By João Pedro Stedile
In Folha de S....
MST's Struggle for Agrarian Policies, Resources and Budget for Development
In this two part series, the MST exposes the struggle for resources from Brazil's Government
MST, policies for Agrarian Reform and budget by the Federal Government (Part 1)
Along 40 years of struggle, the Landless Movement has been using the occupation of unproductive large estates, buildings and public spaces in the whole country as a form of pressure to the federal and state governments for the creation of registration for aims of agrarian reform, thinking about the registration of an immense liabilities of landless families that they still exist in the country.
After years of struggle to gain land rights, the next step for the workers is to continue new processes of struggle with the federal government and state and municipal governments in the search for public policies and credits, so that these families are able to produce and survive in the conquered areas.
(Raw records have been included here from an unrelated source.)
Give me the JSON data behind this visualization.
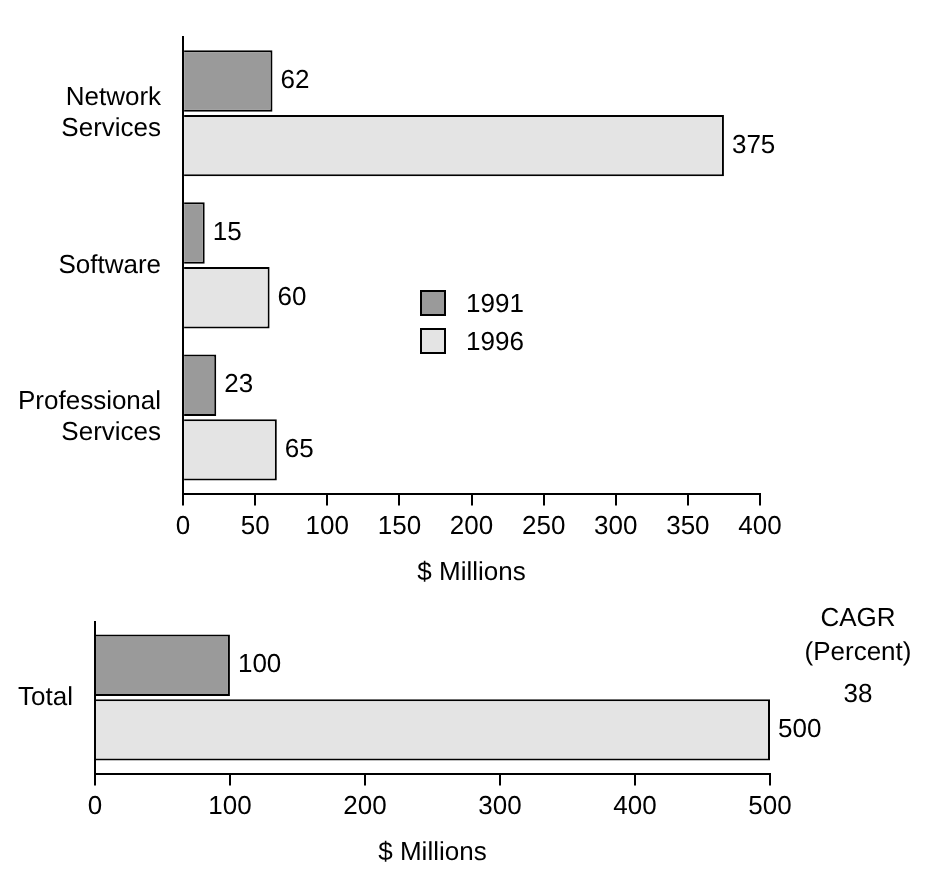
{
  "chart_data": [
    {
      "type": "bar",
      "orientation": "horizontal",
      "categories": [
        "Network Services",
        "Software",
        "Professional Services"
      ],
      "series": [
        {
          "name": "1991",
          "color": "#9a9a9a",
          "values": [
            62,
            15,
            23
          ]
        },
        {
          "name": "1996",
          "color": "#e4e4e4",
          "values": [
            375,
            60,
            65
          ]
        }
      ],
      "xlim": [
        0,
        400
      ],
      "xticks": [
        0,
        50,
        100,
        150,
        200,
        250,
        300,
        350,
        400
      ],
      "xlabel": "$ Millions",
      "data_labels": true,
      "legend": "right",
      "grid": false
    },
    {
      "type": "bar",
      "orientation": "horizontal",
      "categories": [
        "Total"
      ],
      "series": [
        {
          "color": "#9a9a9a",
          "values": [
            100
          ]
        },
        {
          "color": "#e4e4e4",
          "values": [
            500
          ]
        }
      ],
      "xlim": [
        0,
        500
      ],
      "xticks": [
        0,
        100,
        200,
        300,
        400,
        500
      ],
      "xlabel": "$ Millions",
      "data_labels": true,
      "grid": false,
      "annotations": [
        "CAGR (Percent)",
        "38"
      ]
    }
  ]
}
MST settlements report lack of budget for infrastructure and basic rights (Part 2)
In the struggle for land, after the Landless families of the Landless Rural Workers Movement (MST) achieved the Movement's first objective, which is the democratization of land with the transformation of a large estate into a settlement area, and in majority of times, it is only possible after years of struggle, living in camps of canvas tents in an itinerant and precarious way, then new processes of struggle begin to achieve the second objective of the Movement, the realization of People's Agrarian Reform.
The families, after settling, mobilized to continue the fight, now on the land and guarantee their permanence in this space, which previously generally housed animal husbandry, monoculture production, the use of pesticides and degraded areas. To return to generating life in these spaces, recovering the soil, the environment and establishing housing for food production, families need to remain organized and fight for the implementation of a set of public policies for the development of these territories. And thus advance the third objective of the MST, social transformation and the construction of socialism, in a society with relationships free from any type of discrimination and violence, and with social justice.